相続法の概要⑥ ー遺贈と死因贈与ー

第1 遺贈

1.概要

遺贈とは、被相続人が遺言によって他人に自己の財産を与えることをいいます(民法第964条)。遺贈の相手方は、相続人であることもあれば、第三者であることもあります。遺贈により相続財産を与えられた者のことを受遺者といいます。

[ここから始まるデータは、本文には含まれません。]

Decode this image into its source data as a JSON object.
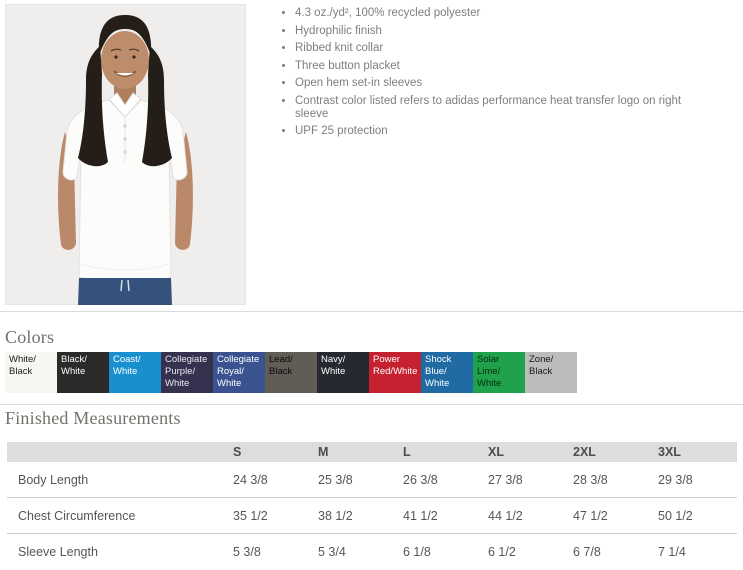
{
  "product": {
    "photo_alt": "Model wearing white short-sleeve polo shirt with navy pants",
    "features": [
      "4.3 oz./yd², 100% recycled polyester",
      "Hydrophilic finish",
      "Ribbed knit collar",
      "Three button placket",
      "Open hem set-in sleeves",
      "Contrast color listed refers to adidas performance heat transfer logo on right sleeve",
      "UPF 25 protection"
    ]
  },
  "colors_section": {
    "heading": "Colors",
    "swatches": [
      {
        "label": "White/\nBlack",
        "bg": "#f8f6f2",
        "text_color": "#1b1b1b",
        "texture": "none"
      },
      {
        "label": "Black/\nWhite",
        "bg": "#2b2a28",
        "text_color": "#fdfdfd",
        "texture": "none"
      },
      {
        "label": "Coast/\nWhite",
        "bg": "#1a8fd0",
        "text_color": "#ffffff",
        "texture": "none"
      },
      {
        "label": "Collegiate\nPurple/\nWhite",
        "bg": "#34324f",
        "text_color": "#e9e9f0",
        "texture": "dark-hatch"
      },
      {
        "label": "Collegiate\nRoyal/\nWhite",
        "bg": "#3a5390",
        "text_color": "#ffffff",
        "texture": "none"
      },
      {
        "label": "Lead/\nBlack",
        "bg": "#605c56",
        "text_color": "#0c0c0c",
        "texture": "none"
      },
      {
        "label": "Navy/\nWhite",
        "bg": "#272931",
        "text_color": "#ffffff",
        "texture": "none"
      },
      {
        "label": "Power\nRed/White",
        "bg": "#c52130",
        "text_color": "#ffffff",
        "texture": "none"
      },
      {
        "label": "Shock\nBlue/\nWhite",
        "bg": "#206ba4",
        "text_color": "#ffffff",
        "texture": "none"
      },
      {
        "label": "Solar\nLime/\nWhite",
        "bg": "#1fa24b",
        "text_color": "#062d10",
        "texture": "none"
      },
      {
        "label": "Zone/\nBlack",
        "bg": "#bcbcbe",
        "text_color": "#19191b",
        "texture": "light-hatch"
      }
    ]
  },
  "measurements": {
    "heading": "Finished Measurements",
    "columns": [
      "S",
      "M",
      "L",
      "XL",
      "2XL",
      "3XL"
    ],
    "rows": [
      {
        "label": "Body Length",
        "values": [
          "24 3/8",
          "25 3/8",
          "26 3/8",
          "27 3/8",
          "28 3/8",
          "29 3/8"
        ]
      },
      {
        "label": "Chest Circumference",
        "values": [
          "35 1/2",
          "38 1/2",
          "41 1/2",
          "44 1/2",
          "47 1/2",
          "50 1/2"
        ]
      },
      {
        "label": "Sleeve Length",
        "values": [
          "5 3/8",
          "5 3/4",
          "6 1/8",
          "6 1/2",
          "6 7/8",
          "7 1/4"
        ]
      }
    ]
  }
}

なお、実務上よく用いられる「○○の土地をAに相続させる」旨の遺言や、「すべての遺産をAに相続させる」旨の遺言は、原則として遺贈ではなく遺産分割方法の指定として扱われます(特定財産承継遺言)。

2.特定遺贈と包括遺贈

遺贈には、大きく分けて特定遺贈と包括遺贈があります。

特定遺贈とは、「○○の土地をAに遺贈する」というように、与えるものが特定された遺贈です。特定遺贈では、受遺者に与えられる財産が特定されている上、権利のみが受遺者に与えられます。

包括遺贈とは、「財産の全部をBに包括して遺贈する」、「財産の全部を、C、Dの2名に対し、2分の1ずつの割合で包括して遺贈する」というように、遺産の全部又は一定割合で示された部分の遺産を与える遺贈です。包括遺贈では、被相続人が有していた権利のみならず、義務も含めて受遺者に承継されます。

3.遺贈の放棄

特定遺贈の場合、受遺者はいつでも遺贈を放棄することができます(民法第986条1項)。特定遺贈の放棄は、相続人や遺言執行者に対して意思表示をすることによって行うことができます。

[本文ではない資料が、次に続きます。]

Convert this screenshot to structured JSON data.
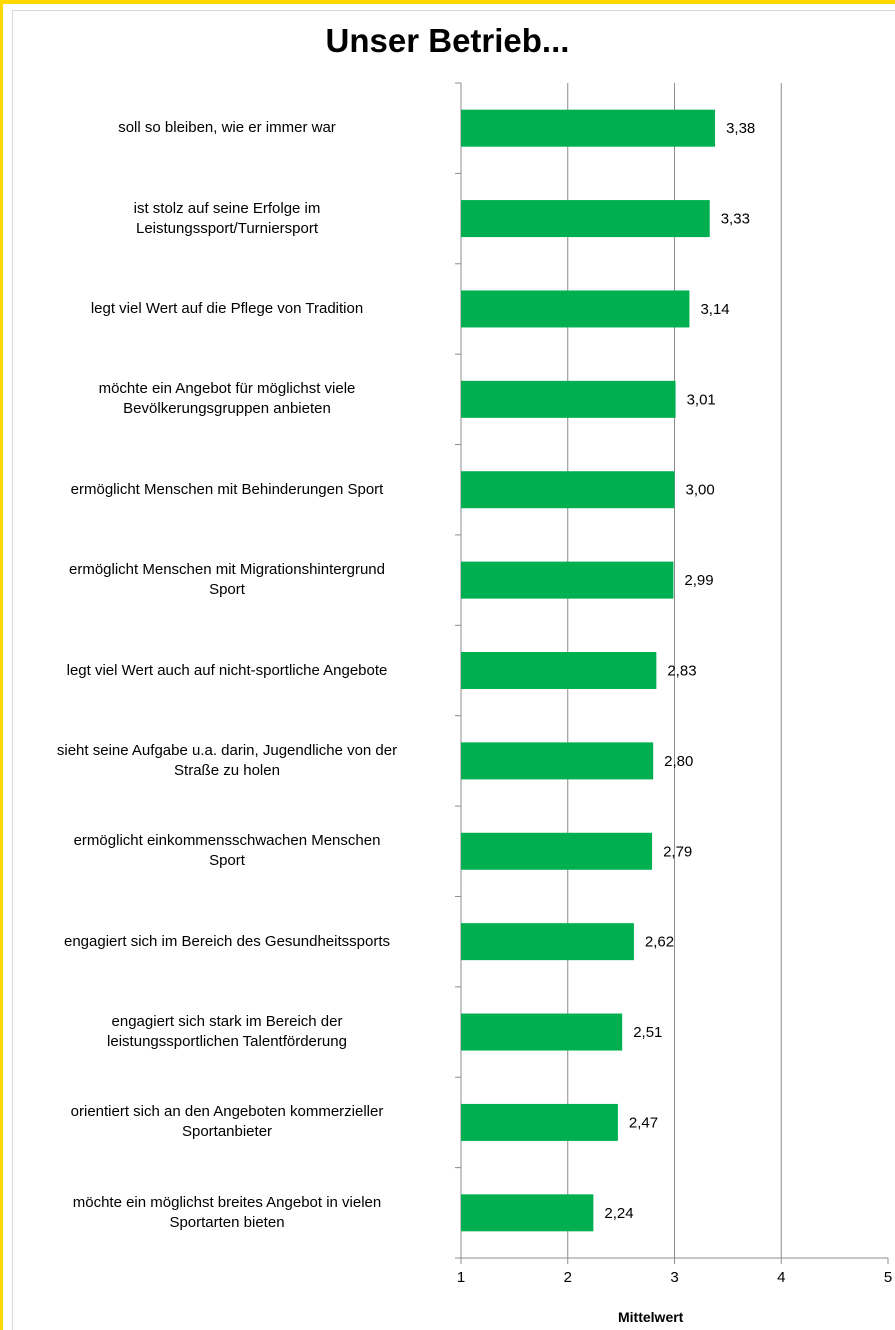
{
  "chart_data": {
    "type": "bar",
    "orientation": "horizontal",
    "title": "Unser Betrieb...",
    "xlabel": "Mittelwert",
    "ylabel": "",
    "xlim": [
      1,
      5
    ],
    "xticks": [
      "1",
      "2",
      "3",
      "4",
      "5"
    ],
    "grid": true,
    "categories": [
      "soll so bleiben, wie er immer war",
      "ist stolz auf seine Erfolge im Leistungssport/Turniersport",
      "legt viel Wert auf die Pflege von Tradition",
      "möchte ein Angebot für möglichst viele Bevölkerungsgruppen anbieten",
      "ermöglicht Menschen mit Behinderungen Sport",
      "ermöglicht Menschen mit Migrationshintergrund Sport",
      "legt viel Wert auch auf nicht-sportliche Angebote",
      "sieht seine Aufgabe u.a. darin, Jugendliche von der Straße zu holen",
      "ermöglicht einkommensschwachen Menschen Sport",
      "engagiert sich im Bereich des Gesundheitssports",
      "engagiert sich stark im Bereich der leistungssportlichen Talentförderung",
      "orientiert sich an den Angeboten kommerzieller Sportanbieter",
      "möchte ein möglichst breites Angebot in vielen Sportarten bieten"
    ],
    "category_lines": [
      [
        "soll so bleiben, wie er immer war"
      ],
      [
        "ist stolz auf seine Erfolge im",
        "Leistungssport/Turniersport"
      ],
      [
        "legt viel Wert auf die Pflege von Tradition"
      ],
      [
        "möchte ein Angebot für möglichst viele",
        "Bevölkerungsgruppen anbieten"
      ],
      [
        "ermöglicht Menschen mit Behinderungen Sport"
      ],
      [
        "ermöglicht Menschen mit Migrationshintergrund",
        "Sport"
      ],
      [
        "legt viel Wert auch auf nicht-sportliche Angebote"
      ],
      [
        "sieht seine Aufgabe u.a. darin, Jugendliche von der",
        "Straße zu holen"
      ],
      [
        "ermöglicht einkommensschwachen Menschen",
        "Sport"
      ],
      [
        "engagiert sich im Bereich des Gesundheitssports"
      ],
      [
        "engagiert sich stark im Bereich der",
        "leistungssportlichen Talentförderung"
      ],
      [
        "orientiert sich an den Angeboten kommerzieller",
        "Sportanbieter"
      ],
      [
        "möchte ein möglichst breites Angebot in vielen",
        "Sportarten bieten"
      ]
    ],
    "values": [
      3.38,
      3.33,
      3.14,
      3.01,
      3.0,
      2.99,
      2.83,
      2.8,
      2.79,
      2.62,
      2.51,
      2.47,
      2.24
    ],
    "value_labels": [
      "3,38",
      "3,33",
      "3,14",
      "3,01",
      "3,00",
      "2,99",
      "2,83",
      "2,80",
      "2,79",
      "2,62",
      "2,51",
      "2,47",
      "2,24"
    ],
    "bar_color": "#00b050",
    "frame_color": "#ffd800"
  }
}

他方、包括遺贈の場合、遺贈を放棄するためには、相続の開始があったことを知った時から3か月以内に、家庭裁判所に対して申述しなければなりません(民法第990条、第938条、第915条)。

 

第2 死因贈与

死因贈与とは、贈与者の死亡によって効力を生ずる贈与のことをいいます(民法第554条)。

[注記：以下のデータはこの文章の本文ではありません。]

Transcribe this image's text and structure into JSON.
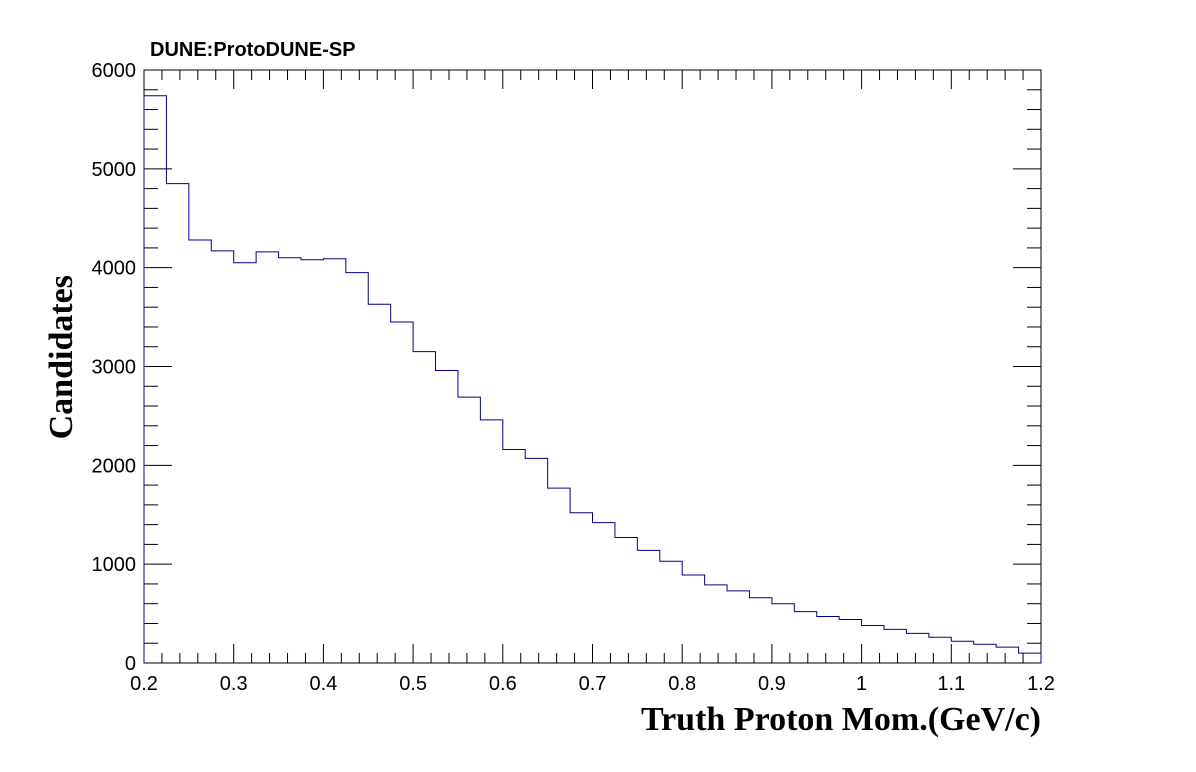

死因贈与については、特段の事情がない限り、遺贈に関する規定が適用されるので(同条)、遺言と同様、特定の相続人に対し承継させたい相続財産を承継させることが可能となります。

遺言と異なり、厳格な形式が要求されていないため、形式不備により無効となるリスクは低いといえます。他方、遺言と異なり、あくまで贈与であるため、受贈者との間の合意が必要となります。